Ma Sik-yu (馬惜如 (马惜如, Mǎ Xī-rú, Maa5 Sik1-jyu4), died 1998) was a Hong Kong businessman and, along with his brother Ma Sik-chun, co-founder of the Oriental Daily News.

==Biography==
Ma Sik-yu and his younger brother Ma Sik-chun came from Chiu Chow, Guangdong. They eventually relocated to Hong Kong.

The Ma brothers became associates of Ng Shek-ho, a major drug trafficker in Hong Kong. Ma Sik-yu was nicknamed "White Powder Ma". It was alleged that the Ma brothers began trafficking heroin from 1967 onward. They were able to procure heroin by having Ma Sik-yu personally traveled to the Golden Triangle in Burma, along with forging a political alliance with Laos general Ouane Rattikone. Ma Sik-yu was also involved in the activities of Chiu Chow triads in Thailand.

The brothers founded the Oriental Daily News in 1969.

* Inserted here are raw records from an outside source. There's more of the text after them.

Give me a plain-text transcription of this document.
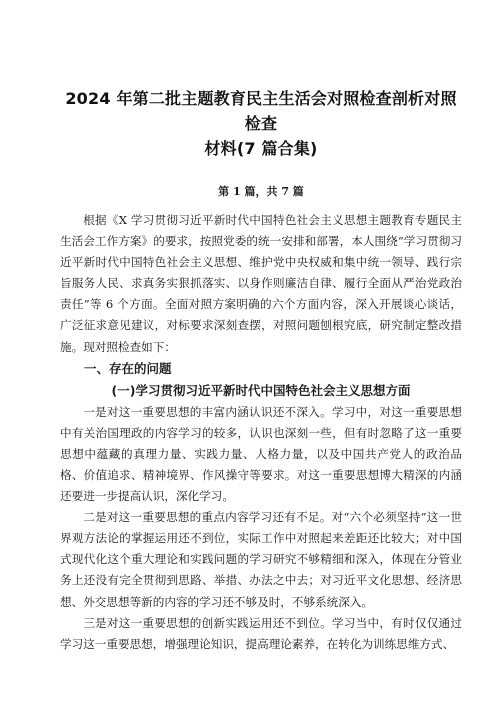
2024 年第二批主题教育民主生活会对照检查剖析对照检查
材料(7 篇合集)
第 1 篇，共 7 篇

根据《X 学习贯彻习近平新时代中国特色社会主义思想主题教育专题民主生活会工作方案》的要求，按照党委的统一安排和部署，本人围绕“学习贯彻习近平新时代中国特色社会主义思想、维护党中央权威和集中统一领导、践行宗旨服务人民、求真务实狠抓落实、以身作则廉洁自律、履行全面从严治党政治责任”等 6 个方面。全面对照方案明确的六个方面内容，深入开展谈心谈话，广泛征求意见建议，对标要求深刻查摆，对照问题刨根究底，研究制定整改措施。现对照检查如下：

一、存在的问题
(一)学习贯彻习近平新时代中国特色社会主义思想方面

一是对这一重要思想的丰富内涵认识还不深入。学习中，对这一重要思想中有关治国理政的内容学习的较多，认识也深刻一些，但有时忽略了这一重要思想中蕴藏的真理力量、实践力量、人格力量，以及中国共产党人的政治品格、价值追求、精神境界、作风操守等要求。对这一重要思想博大精深的内涵还要进一步提高认识，深化学习。

二是对这一重要思想的重点内容学习还有不足。对“六个必须坚持”这一世界观方法论的掌握运用还不到位，实际工作中对照起来差距还比较大；对中国式现代化这个重大理论和实践问题的学习研究不够精细和深入，体现在分管业务上还没有完全贯彻到思路、举措、办法之中去；对习近平文化思想、经济思想、外交思想等新的内容的学习还不够及时，不够系统深入。

三是对这一重要思想的创新实践运用还不到位。学习当中，有时仅仅通过学习这一重要思想，增强理论知识，提高理论素养，在转化为训练思维方式、
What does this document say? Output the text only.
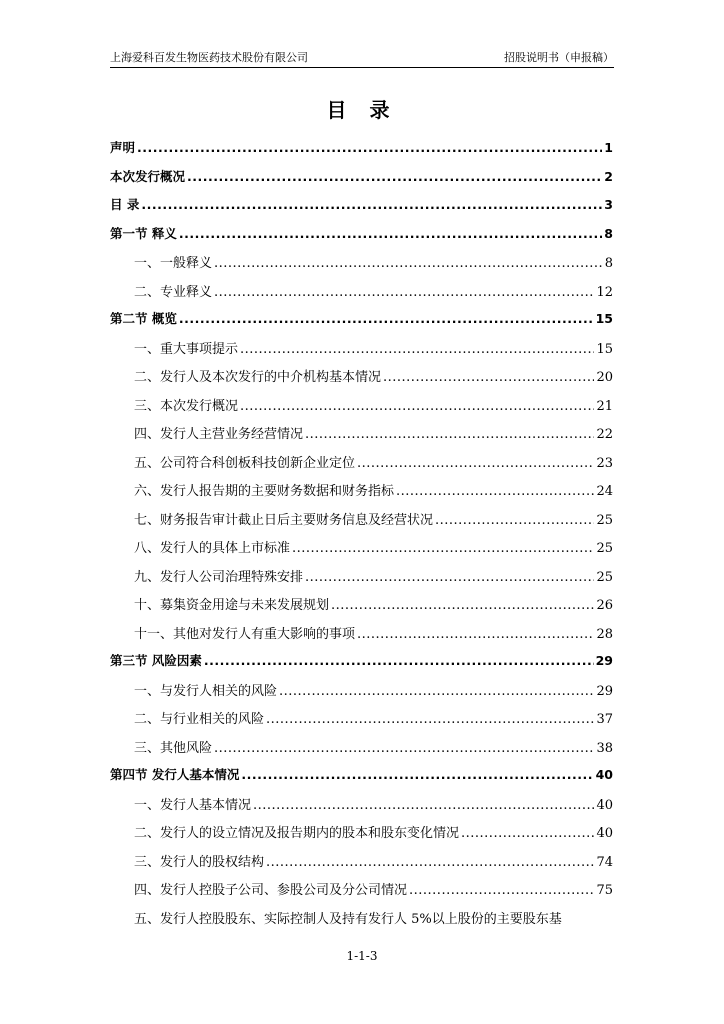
上海爱科百发生物医药技术股份有限公司	招股说明书（申报稿）
目 录
声明 .....	1
本次发行概况 .....	2
目 录 .....	3
第一节 释义 .....	8
一、一般释义 .....	8
二、专业释义 .....	12
第二节 概览 .....	15
一、重大事项提示 .....	15
二、发行人及本次发行的中介机构基本情况 .....	20
三、本次发行概况 .....	21
四、发行人主营业务经营情况 .....	22
五、公司符合科创板科技创新企业定位 .....	23
六、发行人报告期的主要财务数据和财务指标 .....	24
七、财务报告审计截止日后主要财务信息及经营状况 .....	25
八、发行人的具体上市标准 .....	25
九、发行人公司治理特殊安排 .....	25
十、募集资金用途与未来发展规划 .....	26
十一、其他对发行人有重大影响的事项 .....	28
第三节 风险因素 .....	29
一、与发行人相关的风险 .....	29
二、与行业相关的风险 .....	37
三、其他风险 .....	38
第四节 发行人基本情况 .....	40
一、发行人基本情况 .....	40
二、发行人的设立情况及报告期内的股本和股东变化情况 .....	40
三、发行人的股权结构 .....	74
四、发行人控股子公司、参股公司及分公司情况 .....	75
五、发行人控股股东、实际控制人及持有发行人 5%以上股份的主要股东基
1-1-3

In 1977, warrants were issued for the arrest of the brothers for the importation of 700 tonnes of opium into Hong Kong between 1968 and 1974. Ma Sik-yu, after being tipped off about the police, escaped to Taiwan, where there was no extradition treaty with Hong Kong. His brother followed one year later.

He died in Taiwan in 1998.

==Legacy==
Oriental Daily News was run by Ma Sik-chun's son Ricky Ma Ching-fat.

In 2010, Oriental Press sued the companies behind five websites, including Wikipedia, for publishing allegedly defamatory statements. The complaints were mainly about the drug trafficking history of its founder, the Ma brothers, found on the Chinese Wikipedia. The Wikimedia Foundation, as a company registered in California, had ignored the court summons and was absent from the trial. The Oriental Press Group therefore received a favorable ruling on paper, including damage claim and an injunction order in August 2010. The articles remained on Chinese Wikipedia.

==In popular culture==
- Lee Rock : 1991 film, Character Big Brother Ma, portrayed by Chun Wong.
- Legend of the Brothers : 1991 film, Character Hoi, portrayed by Kent Cheng.
- The Prince of Temple Street : 1992 film, portrayed by Kent Cheng.